Dr. Chad Snyder, associate professor of chemistry and director of chemical research at Grace College, and Dr. Joe Smith, director of animal programs at the Fort Wayne Children’s Zoo, recently began a research partnership to help ensure the long-term health of the zoo’s pond system. Dr. Snyder and research students will conduct routine water chemistry analyses including pH, dissolved oxygen, chloride, calcium, nitrate, nitrite and phosphate concentrations as well as algae counts and algae species distributions. Their third visit to the African Journey biome took place Wednesday.
“It’s very exciting to begin a research partnership with the zoo,” said Dr. Chad Snyder. “Our goal at Grace College is to help the zoo understand its pond system’s water quality and develop strategies to keep it healthy for all of its aquatic inhabitants.

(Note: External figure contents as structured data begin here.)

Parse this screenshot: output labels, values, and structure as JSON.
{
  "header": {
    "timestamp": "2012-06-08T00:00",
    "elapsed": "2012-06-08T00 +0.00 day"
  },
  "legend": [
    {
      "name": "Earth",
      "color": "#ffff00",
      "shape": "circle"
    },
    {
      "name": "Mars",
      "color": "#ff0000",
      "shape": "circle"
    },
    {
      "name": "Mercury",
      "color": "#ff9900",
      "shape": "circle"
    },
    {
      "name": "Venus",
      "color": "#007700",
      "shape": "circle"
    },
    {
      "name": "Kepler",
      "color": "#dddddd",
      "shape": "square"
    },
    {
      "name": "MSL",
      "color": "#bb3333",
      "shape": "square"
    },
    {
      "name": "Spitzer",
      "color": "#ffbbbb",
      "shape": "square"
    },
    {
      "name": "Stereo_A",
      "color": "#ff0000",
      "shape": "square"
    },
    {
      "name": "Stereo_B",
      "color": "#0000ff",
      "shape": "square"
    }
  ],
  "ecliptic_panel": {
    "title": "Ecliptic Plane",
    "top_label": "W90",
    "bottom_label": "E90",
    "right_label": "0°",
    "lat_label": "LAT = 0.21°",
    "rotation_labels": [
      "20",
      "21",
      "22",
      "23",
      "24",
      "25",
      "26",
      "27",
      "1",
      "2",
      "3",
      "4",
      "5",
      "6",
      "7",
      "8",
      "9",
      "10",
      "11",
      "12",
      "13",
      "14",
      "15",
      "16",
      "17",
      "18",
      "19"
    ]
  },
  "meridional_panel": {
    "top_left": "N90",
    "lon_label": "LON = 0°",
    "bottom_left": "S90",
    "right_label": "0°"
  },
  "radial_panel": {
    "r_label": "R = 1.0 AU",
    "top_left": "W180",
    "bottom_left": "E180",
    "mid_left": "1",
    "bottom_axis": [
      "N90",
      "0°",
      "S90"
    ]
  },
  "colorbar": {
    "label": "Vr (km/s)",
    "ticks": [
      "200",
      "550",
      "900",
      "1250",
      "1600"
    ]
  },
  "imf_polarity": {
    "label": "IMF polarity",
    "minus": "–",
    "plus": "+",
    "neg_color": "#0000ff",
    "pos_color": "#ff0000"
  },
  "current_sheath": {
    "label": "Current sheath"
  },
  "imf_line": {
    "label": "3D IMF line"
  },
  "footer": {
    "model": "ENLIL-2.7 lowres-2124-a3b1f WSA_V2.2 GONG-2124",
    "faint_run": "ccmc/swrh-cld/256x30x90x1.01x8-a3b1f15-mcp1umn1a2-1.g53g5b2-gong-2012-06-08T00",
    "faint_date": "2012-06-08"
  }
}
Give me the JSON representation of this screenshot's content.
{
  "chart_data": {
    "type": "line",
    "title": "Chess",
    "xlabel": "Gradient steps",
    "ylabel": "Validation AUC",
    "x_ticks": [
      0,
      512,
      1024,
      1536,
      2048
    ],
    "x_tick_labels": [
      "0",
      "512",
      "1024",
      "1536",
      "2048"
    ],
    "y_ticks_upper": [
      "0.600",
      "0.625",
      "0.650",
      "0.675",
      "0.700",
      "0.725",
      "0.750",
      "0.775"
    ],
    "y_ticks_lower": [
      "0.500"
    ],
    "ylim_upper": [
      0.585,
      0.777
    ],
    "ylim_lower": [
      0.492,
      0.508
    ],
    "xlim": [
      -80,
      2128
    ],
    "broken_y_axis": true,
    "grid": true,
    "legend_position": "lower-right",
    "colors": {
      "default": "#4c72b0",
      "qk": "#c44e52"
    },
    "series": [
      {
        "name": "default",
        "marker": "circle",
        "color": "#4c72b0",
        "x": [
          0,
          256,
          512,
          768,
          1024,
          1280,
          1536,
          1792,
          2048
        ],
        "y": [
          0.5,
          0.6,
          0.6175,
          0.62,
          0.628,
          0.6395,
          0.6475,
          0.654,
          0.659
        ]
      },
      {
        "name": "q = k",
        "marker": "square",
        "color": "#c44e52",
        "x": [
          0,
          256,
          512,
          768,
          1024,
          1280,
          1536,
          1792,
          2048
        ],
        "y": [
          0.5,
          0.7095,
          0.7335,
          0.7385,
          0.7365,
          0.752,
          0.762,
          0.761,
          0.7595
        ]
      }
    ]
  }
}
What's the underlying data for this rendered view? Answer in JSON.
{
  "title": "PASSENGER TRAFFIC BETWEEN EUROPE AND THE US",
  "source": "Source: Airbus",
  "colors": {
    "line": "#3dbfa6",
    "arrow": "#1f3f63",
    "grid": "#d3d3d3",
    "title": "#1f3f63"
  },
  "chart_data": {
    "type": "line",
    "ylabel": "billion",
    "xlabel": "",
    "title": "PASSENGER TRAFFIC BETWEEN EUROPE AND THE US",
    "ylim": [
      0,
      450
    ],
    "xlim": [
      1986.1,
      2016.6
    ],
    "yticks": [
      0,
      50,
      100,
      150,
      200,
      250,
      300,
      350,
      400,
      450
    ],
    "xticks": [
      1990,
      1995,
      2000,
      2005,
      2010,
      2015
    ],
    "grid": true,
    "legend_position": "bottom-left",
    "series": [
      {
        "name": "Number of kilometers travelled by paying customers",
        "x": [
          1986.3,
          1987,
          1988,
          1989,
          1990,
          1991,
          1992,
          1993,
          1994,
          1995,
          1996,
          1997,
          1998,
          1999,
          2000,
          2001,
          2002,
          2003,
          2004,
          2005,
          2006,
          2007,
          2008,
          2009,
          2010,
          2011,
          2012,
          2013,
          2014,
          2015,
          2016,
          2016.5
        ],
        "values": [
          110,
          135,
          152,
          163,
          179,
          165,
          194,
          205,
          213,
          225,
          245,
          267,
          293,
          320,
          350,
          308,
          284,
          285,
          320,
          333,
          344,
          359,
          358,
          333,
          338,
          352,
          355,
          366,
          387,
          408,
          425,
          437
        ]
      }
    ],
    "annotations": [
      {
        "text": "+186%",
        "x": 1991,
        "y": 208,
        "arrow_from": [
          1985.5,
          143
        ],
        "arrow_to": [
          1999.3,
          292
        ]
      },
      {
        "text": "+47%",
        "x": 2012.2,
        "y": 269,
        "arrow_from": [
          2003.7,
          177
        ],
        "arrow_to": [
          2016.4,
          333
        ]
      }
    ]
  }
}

After three monthly visits, we are encouraged by the collaboration and potential long-term benefit we can create for the zoo.”Will Lorenz, a chemistry research student at Grace College, wades through Small Pasture Pond to take a sample of the water.
With the permission of Dr. Smith and the zoo’s Animal Research and Conservation Committee, Grace College faculty
and students enter several of the zoo’s enclosures to obtain pond samples. “This proactive approach helps us gather necessary data from a variety of ponds and assess variations in the water samples to appropriately respond to any potentially unhealthy conditions,” added Snyder.
The African Journey’s pond system is home to 11 species of birds and mammals that inhabit the ponds.
“Dr. Snyder and his research assistant are helping to systematically document our water quality and algae content over time to help determine what factors might lead to unsightly algae blooms and unstable water conditions,” said Dr. Joe Smith. “We are committed to ensuring the long-term health of all animal species at the zoo, and our pond system health is essential in this endeavor. We are pleased to partner with Grace College to this end,” he said.